The claimants contended that the defendant’s 1996 valuation had been negligent because it had failed to make proper planning enquiries and to appreciate the possibility of obtaining residential planning permission. They asserted that, as a result, the defendant had substantially undervalued the property. Shortly before the trial, the defendant admitted that it had been negligent, because the valuation should have been an open market, and not a depreciated replacement cost (DRC) valuation.
The claimants’ primary argument was that, had they been properly advised about the value of the ground and the prospects of obtaining planning permission, they would have retained the ground and sold it for a higher price at a later date. The defendant joined the claimants’ solicitor as a Part 20 defendant, claiming a contribution to any liability to the claimant.
Held: The claim was allowed.
The defendant was in breach of its duty to the claimants in that it had failed to address the planning prospects for the ground in March 1996. The claimants had consequently disposed of the ground for less than it was worth and had failed to negotiate a transaction that would have secured its true value. The claimants had not been contributorily negligent because they had no reason to believe that the ground had an enhanced value or development potential. They had been entitled to rely upon the valuation received: County Personnel (Employment Agency) Ltd v Alan R Pulver & Co [1987] 1 WLR 916 and Smith New Court Securities Ltd v Scrimgeour Vickers (Asset Management) Ltd [1997] AC 254 considered.

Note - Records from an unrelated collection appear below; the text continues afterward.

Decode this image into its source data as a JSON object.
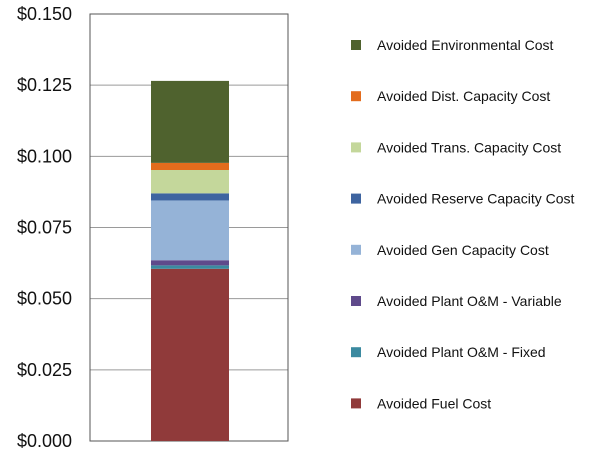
{
  "chart_data": {
    "type": "bar",
    "stacked": true,
    "categories": [
      ""
    ],
    "y_axis": {
      "ylim": [
        0,
        0.15
      ],
      "ticks": [
        0.0,
        0.025,
        0.05,
        0.075,
        0.1,
        0.125,
        0.15
      ],
      "tick_labels": [
        "$0.000",
        "$0.025",
        "$0.050",
        "$0.075",
        "$0.100",
        "$0.125",
        "$0.150"
      ]
    },
    "grid": true,
    "legend_position": "right",
    "series": [
      {
        "name": "Avoided Fuel Cost",
        "values": [
          0.0605
        ],
        "color": "#903a3a"
      },
      {
        "name": "Avoided Plant O&M - Fixed",
        "values": [
          0.0012
        ],
        "color": "#3b8aa0"
      },
      {
        "name": "Avoided Plant O&M - Variable",
        "values": [
          0.0018
        ],
        "color": "#5f4a8b"
      },
      {
        "name": "Avoided Gen Capacity Cost",
        "values": [
          0.021
        ],
        "color": "#95b3d7"
      },
      {
        "name": "Avoided Reserve Capacity Cost",
        "values": [
          0.0025
        ],
        "color": "#3e64a0"
      },
      {
        "name": "Avoided Trans. Capacity Cost",
        "values": [
          0.0082
        ],
        "color": "#c4d79b"
      },
      {
        "name": "Avoided Dist. Capacity Cost",
        "values": [
          0.0025
        ],
        "color": "#e36c1d"
      },
      {
        "name": "Avoided Environmental Cost",
        "values": [
          0.0288
        ],
        "color": "#4f622e"
      }
    ]
  }
}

It could not be said that the solicitor was negligent as it had not been retained or instructed to advise on commercial matters or on the valuation of the ground. There was no evidence to suggest that it was either good or usual conveyancing practice to seek to secure a share in any enhanced value of land sold, and there was no reason to doubt the solicitor’s evidence to the contrary. The claimant had no right of veto over the subsequent sale of the land and, in any event, the solicitor’s advice was not open to criticism: Platform Home Loans Ltd v Oyston Shipways Ltd and others [2000] 2 AC 190, South Australia Asset Management Corp v York Montague Ltd [1997] AC 191 and Aneco Reinsurance Underwriting Ltd (in liquidation) v Johnson & Higgins Ltd [2001] UKHL 51 considered.
Accordingly, the claimants were entitled to damages of £2,417,500 (that is, the difference between the true valuation of £3.25m and the actual valuation of £832,500) together with interest to be assessed.
David Railton QC and Jeffrey Chapman (instructed by Nicholson Graham & Jones) appeared for the claimants; Simon Berry QC and Edwin Johnson (instructed by WHCG) appeared for the defendant; David Waksman QC (instructed by Nicholson Graham & Jones) appeared for the Part 20 defendant.